When asked about the treatment’s details, Dr. Hagerty explained that “the whole procedure takes approximately two to three hours from start to finish, but the actual radiation portion of the treatment takes approximately 20 minutes. It is done in an operating room, and there are a number of health professionals in the room, including myself, a physicist and radiation therapists. The treatment itself involves inserting needles into the prostate using ultrasound guided imaging. This allows us to isolate the prostate so that we can provide radiation treatments directly to it using a radioactive bead that goes through each of the needles for a specified period of time.”

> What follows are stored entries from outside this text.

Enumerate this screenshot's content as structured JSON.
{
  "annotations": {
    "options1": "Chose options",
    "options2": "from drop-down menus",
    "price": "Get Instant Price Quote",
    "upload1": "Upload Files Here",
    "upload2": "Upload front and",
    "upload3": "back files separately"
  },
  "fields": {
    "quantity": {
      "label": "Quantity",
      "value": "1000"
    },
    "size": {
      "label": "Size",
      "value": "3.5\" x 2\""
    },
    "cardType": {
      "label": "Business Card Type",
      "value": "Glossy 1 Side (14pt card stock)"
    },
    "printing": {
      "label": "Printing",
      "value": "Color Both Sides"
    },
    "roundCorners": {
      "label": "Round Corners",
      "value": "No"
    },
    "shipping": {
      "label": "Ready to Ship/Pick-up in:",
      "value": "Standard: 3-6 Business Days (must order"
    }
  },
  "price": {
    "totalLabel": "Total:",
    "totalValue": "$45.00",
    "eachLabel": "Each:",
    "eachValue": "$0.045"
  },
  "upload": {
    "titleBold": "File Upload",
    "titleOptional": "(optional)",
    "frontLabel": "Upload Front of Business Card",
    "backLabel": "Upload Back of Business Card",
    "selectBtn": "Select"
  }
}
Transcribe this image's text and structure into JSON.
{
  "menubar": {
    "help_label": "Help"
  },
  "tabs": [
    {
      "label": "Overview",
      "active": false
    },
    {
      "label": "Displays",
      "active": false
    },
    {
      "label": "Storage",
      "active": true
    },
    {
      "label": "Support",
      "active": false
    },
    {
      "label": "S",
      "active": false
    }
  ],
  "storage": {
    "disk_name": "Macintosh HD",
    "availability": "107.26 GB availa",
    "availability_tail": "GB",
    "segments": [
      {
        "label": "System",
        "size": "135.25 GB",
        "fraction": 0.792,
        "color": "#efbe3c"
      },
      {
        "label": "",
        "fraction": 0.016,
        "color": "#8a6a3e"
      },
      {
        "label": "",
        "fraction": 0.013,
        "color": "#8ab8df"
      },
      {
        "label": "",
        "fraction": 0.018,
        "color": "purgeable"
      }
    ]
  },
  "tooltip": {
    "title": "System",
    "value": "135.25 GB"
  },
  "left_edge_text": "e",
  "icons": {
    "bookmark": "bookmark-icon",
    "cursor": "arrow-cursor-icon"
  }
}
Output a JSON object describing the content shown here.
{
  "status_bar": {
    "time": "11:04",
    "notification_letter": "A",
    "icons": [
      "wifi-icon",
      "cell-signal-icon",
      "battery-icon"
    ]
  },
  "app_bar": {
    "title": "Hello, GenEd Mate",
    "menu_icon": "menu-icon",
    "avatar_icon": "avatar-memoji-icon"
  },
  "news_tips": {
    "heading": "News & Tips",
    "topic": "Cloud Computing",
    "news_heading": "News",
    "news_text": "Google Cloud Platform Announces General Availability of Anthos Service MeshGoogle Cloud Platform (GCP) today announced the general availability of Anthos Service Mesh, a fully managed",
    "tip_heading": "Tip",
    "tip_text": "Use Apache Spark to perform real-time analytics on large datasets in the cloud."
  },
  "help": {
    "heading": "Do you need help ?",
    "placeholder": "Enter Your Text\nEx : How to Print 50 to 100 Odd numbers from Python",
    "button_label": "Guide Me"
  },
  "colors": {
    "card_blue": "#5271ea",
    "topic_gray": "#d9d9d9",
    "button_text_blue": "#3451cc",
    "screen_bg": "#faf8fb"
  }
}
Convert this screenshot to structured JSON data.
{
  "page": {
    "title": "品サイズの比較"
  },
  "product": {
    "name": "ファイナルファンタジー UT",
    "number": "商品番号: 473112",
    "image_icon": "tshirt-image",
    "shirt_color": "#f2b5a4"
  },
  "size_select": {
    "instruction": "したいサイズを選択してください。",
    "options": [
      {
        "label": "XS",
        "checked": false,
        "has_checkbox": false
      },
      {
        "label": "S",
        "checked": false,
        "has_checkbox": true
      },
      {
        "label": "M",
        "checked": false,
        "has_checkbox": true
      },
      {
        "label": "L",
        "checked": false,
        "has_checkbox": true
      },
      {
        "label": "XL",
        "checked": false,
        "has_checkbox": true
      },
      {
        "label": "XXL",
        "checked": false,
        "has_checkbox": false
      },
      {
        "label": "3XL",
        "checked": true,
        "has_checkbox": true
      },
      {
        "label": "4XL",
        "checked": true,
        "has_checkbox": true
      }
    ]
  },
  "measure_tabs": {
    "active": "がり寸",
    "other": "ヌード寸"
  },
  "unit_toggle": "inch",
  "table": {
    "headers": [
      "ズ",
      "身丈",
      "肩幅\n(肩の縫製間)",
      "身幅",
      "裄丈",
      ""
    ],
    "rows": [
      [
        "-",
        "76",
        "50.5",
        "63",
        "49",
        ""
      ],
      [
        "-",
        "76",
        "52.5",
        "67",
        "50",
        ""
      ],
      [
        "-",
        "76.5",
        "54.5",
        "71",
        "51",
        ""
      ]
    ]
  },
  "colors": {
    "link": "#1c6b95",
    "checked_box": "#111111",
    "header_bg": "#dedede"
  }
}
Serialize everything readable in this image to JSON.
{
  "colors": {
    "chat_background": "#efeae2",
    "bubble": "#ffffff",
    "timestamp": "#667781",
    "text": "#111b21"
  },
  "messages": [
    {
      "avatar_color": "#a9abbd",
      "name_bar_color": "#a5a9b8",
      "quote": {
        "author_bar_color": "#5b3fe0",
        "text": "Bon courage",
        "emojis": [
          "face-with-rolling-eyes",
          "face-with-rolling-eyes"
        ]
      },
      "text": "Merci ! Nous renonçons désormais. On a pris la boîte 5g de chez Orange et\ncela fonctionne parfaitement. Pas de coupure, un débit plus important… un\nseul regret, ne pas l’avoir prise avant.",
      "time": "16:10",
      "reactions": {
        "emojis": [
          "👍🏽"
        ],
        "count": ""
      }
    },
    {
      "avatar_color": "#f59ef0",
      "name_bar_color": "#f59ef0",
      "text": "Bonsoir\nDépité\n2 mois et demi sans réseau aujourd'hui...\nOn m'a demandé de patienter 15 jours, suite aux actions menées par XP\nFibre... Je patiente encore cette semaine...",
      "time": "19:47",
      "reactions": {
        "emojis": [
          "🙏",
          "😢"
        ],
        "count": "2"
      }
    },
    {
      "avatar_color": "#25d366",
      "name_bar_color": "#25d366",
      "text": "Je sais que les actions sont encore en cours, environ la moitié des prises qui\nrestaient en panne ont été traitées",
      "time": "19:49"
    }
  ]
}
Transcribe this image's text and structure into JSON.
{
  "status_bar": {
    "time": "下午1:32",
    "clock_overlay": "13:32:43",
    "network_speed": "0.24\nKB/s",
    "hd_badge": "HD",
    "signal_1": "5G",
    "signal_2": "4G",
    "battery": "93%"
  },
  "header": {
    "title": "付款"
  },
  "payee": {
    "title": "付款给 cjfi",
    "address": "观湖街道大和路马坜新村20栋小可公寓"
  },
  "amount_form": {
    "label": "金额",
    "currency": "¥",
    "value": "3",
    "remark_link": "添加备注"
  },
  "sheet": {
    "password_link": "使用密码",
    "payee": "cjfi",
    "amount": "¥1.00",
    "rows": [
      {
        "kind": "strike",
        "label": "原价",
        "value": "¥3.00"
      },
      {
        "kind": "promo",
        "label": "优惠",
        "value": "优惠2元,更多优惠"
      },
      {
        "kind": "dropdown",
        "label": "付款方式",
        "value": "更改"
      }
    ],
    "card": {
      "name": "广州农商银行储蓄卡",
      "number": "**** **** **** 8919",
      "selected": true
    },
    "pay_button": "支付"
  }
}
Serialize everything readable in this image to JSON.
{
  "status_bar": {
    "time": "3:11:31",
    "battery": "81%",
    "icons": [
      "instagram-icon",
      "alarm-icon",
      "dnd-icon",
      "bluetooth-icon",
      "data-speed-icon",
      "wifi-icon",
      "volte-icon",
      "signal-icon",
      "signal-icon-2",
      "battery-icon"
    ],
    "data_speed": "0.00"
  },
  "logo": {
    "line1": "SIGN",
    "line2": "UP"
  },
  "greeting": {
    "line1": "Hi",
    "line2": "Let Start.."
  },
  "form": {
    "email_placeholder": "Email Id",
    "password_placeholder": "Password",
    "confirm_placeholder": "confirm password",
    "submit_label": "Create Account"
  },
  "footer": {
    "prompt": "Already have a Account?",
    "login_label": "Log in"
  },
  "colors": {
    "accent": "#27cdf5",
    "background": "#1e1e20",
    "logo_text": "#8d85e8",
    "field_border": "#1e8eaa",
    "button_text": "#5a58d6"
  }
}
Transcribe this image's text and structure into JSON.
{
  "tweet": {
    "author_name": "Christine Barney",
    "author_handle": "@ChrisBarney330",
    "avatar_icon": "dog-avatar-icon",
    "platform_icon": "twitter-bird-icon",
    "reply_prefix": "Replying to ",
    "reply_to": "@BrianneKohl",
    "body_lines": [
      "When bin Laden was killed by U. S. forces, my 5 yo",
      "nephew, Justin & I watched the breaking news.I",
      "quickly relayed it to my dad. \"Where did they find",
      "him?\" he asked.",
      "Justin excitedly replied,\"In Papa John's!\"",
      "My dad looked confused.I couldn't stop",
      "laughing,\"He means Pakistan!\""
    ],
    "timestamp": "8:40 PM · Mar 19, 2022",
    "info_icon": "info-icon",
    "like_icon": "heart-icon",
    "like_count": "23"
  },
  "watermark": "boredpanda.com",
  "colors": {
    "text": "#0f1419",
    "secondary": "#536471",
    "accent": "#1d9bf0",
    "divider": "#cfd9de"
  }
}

This treatment, like many others at our Hospital, is proudly supported by the Health Sciences Foundation. “It is always so rewarding to contribute to equipment at our Hospital that eliminates the need for people to travel for medical procedures,” says Barry Streib, Health Sciences Foundation Board Director and Grant Committee member. “Thanks to the caring and generosity of our donors, the Health Sciences Foundation was able to donate $60,000 towards the purchase of the ultrasound system that is required to provide this treatment option.”